To prevent against reordering is a good idea IMHO to use an increasing key value from 0 to the number of used headers.
This is pointless as book merging with a non header aware polyglot will still mess up the headers (but not in a way that programs using the resulting book will cease to function). Since it seems you have not read my previous post I repeat here what I wrote:
If you want to create a polyglot book with a non-header aware program you can add the header manually with my utility (which will delete the possibly messed up old header).
User avatar
Don
Posts: 5106
Joined: Tue Apr 29, 2008 4:27 pm

Re: Header format for polyglot books

Post by Don »

mcostalba wrote:
Michel wrote: Please feel free to comment.
How can you be sure that an opening position doesn't have zero key ? IOW what about hash collisions ?

P.S: In case someone plans to answer something along the lines of "the probabilty of this is very very small", "doens't happens in practice", etc please do me a favor and be so kind to post instead "collision avoidance is not guaranteed". Thanks in advance.

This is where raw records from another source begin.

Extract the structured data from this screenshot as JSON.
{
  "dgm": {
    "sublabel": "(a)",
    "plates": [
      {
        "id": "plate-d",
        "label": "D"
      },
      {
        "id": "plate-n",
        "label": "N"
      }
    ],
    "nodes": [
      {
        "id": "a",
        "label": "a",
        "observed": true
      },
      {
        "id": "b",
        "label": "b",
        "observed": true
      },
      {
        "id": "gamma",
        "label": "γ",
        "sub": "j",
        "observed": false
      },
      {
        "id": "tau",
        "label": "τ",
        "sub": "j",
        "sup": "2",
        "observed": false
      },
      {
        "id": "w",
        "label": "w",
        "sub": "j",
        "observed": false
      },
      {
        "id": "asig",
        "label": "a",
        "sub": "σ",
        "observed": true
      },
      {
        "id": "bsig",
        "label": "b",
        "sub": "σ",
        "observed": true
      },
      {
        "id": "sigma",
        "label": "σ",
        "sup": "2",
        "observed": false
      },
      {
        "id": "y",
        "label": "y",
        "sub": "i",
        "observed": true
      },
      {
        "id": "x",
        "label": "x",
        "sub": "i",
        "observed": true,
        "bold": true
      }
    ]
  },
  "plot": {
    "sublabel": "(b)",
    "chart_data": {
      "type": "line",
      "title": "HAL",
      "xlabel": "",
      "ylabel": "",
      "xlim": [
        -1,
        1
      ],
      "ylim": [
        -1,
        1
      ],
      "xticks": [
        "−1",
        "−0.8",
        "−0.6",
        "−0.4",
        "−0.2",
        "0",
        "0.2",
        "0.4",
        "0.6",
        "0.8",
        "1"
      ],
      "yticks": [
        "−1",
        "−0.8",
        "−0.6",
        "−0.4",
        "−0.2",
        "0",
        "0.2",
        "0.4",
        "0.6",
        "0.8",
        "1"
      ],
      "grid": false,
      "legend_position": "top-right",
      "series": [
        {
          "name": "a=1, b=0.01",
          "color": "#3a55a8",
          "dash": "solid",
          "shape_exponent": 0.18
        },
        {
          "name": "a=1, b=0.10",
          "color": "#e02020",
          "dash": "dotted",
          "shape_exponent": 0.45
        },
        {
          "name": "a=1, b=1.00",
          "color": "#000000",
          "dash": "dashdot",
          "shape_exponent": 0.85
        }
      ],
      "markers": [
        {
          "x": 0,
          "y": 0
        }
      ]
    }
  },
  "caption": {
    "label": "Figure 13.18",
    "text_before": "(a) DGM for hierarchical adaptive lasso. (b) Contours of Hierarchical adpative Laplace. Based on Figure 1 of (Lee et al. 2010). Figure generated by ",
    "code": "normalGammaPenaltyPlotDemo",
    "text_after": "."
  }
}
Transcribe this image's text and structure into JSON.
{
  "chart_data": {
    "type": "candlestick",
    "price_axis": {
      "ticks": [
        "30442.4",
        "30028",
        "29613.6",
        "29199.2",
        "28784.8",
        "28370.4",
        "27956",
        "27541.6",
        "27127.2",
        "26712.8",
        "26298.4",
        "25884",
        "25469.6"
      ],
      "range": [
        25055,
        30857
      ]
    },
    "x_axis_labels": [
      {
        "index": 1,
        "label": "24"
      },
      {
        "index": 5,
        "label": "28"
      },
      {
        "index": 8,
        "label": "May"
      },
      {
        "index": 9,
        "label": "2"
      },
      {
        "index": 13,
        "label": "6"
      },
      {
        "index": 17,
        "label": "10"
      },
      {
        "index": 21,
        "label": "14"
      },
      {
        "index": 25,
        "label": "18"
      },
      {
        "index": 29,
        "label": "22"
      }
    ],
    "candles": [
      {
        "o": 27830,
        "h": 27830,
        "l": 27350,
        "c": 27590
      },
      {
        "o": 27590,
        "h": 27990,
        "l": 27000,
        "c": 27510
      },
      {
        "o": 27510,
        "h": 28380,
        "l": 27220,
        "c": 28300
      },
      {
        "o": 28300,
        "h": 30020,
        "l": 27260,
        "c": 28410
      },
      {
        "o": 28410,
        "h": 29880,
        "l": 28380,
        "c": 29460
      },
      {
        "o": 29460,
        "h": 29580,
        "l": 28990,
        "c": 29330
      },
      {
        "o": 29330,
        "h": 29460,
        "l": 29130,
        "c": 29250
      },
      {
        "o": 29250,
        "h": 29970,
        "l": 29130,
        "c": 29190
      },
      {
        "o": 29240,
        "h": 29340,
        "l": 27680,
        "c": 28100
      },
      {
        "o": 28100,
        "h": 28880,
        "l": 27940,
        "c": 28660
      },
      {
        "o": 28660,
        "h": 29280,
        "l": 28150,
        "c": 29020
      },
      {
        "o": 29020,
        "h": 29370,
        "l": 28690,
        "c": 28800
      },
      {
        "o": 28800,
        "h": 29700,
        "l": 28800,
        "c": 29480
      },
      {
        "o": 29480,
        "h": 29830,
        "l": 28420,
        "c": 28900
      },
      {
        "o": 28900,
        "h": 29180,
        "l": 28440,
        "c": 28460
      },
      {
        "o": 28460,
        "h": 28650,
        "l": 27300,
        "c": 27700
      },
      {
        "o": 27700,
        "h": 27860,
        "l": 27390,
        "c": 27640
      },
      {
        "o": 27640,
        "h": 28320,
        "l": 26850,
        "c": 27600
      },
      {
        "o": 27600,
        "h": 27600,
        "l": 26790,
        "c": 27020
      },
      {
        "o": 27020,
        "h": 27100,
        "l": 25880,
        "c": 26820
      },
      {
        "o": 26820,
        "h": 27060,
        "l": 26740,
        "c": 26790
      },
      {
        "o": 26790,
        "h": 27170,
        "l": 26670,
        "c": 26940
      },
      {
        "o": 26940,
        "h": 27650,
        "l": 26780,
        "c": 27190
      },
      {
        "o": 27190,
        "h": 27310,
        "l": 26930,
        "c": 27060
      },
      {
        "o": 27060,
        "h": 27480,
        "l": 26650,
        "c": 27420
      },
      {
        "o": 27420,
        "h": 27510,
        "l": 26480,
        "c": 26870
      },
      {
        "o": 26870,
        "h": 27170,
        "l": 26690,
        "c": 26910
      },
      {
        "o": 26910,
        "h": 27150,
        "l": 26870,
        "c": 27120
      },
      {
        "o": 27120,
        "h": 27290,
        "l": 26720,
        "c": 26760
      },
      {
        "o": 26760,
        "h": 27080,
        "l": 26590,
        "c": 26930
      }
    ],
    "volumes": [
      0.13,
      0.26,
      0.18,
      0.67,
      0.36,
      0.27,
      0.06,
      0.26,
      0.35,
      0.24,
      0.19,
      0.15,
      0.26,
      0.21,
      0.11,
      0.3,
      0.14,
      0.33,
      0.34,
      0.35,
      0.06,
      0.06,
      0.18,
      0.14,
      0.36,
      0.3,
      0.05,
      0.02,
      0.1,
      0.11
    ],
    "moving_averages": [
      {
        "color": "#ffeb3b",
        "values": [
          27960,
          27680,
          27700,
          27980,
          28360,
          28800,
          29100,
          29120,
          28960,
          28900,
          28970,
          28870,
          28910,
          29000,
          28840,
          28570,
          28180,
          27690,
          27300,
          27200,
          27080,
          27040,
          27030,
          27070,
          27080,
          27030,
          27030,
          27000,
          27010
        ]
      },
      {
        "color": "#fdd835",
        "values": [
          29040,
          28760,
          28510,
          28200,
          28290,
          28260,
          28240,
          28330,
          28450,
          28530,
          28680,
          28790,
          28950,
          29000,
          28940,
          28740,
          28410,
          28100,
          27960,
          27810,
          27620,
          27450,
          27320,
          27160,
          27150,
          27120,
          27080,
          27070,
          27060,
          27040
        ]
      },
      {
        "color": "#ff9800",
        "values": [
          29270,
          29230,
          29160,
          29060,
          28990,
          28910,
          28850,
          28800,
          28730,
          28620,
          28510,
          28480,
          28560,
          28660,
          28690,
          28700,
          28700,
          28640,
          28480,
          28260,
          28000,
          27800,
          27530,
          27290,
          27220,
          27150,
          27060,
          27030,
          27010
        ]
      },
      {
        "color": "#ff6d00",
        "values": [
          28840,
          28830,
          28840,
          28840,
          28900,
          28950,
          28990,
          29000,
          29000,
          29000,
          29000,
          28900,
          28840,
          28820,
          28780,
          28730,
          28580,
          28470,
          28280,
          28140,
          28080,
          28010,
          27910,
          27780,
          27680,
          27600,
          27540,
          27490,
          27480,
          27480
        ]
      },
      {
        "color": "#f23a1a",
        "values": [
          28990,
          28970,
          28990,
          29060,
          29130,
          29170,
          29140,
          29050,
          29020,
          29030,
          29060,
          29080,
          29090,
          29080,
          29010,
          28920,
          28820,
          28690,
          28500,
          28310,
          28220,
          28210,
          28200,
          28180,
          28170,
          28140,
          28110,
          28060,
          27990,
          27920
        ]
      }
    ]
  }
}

P.P.S: Giving the above, perhaps the "move" field should keep a not valid move value, for instance where from square equals destination square.
The probability is quite small but the point is that it could in fact produce an error. Of course the current polyglot format has the same issue with EVERY record, it's possible that a collision will occur and the move will also be valid. So what is so special about key zero in this respect?

The best solution of course is to make sure the move field is zero too or some other invalid move.
Capital punishment would be more effective as a preventive measure if it were administered prior to the crime.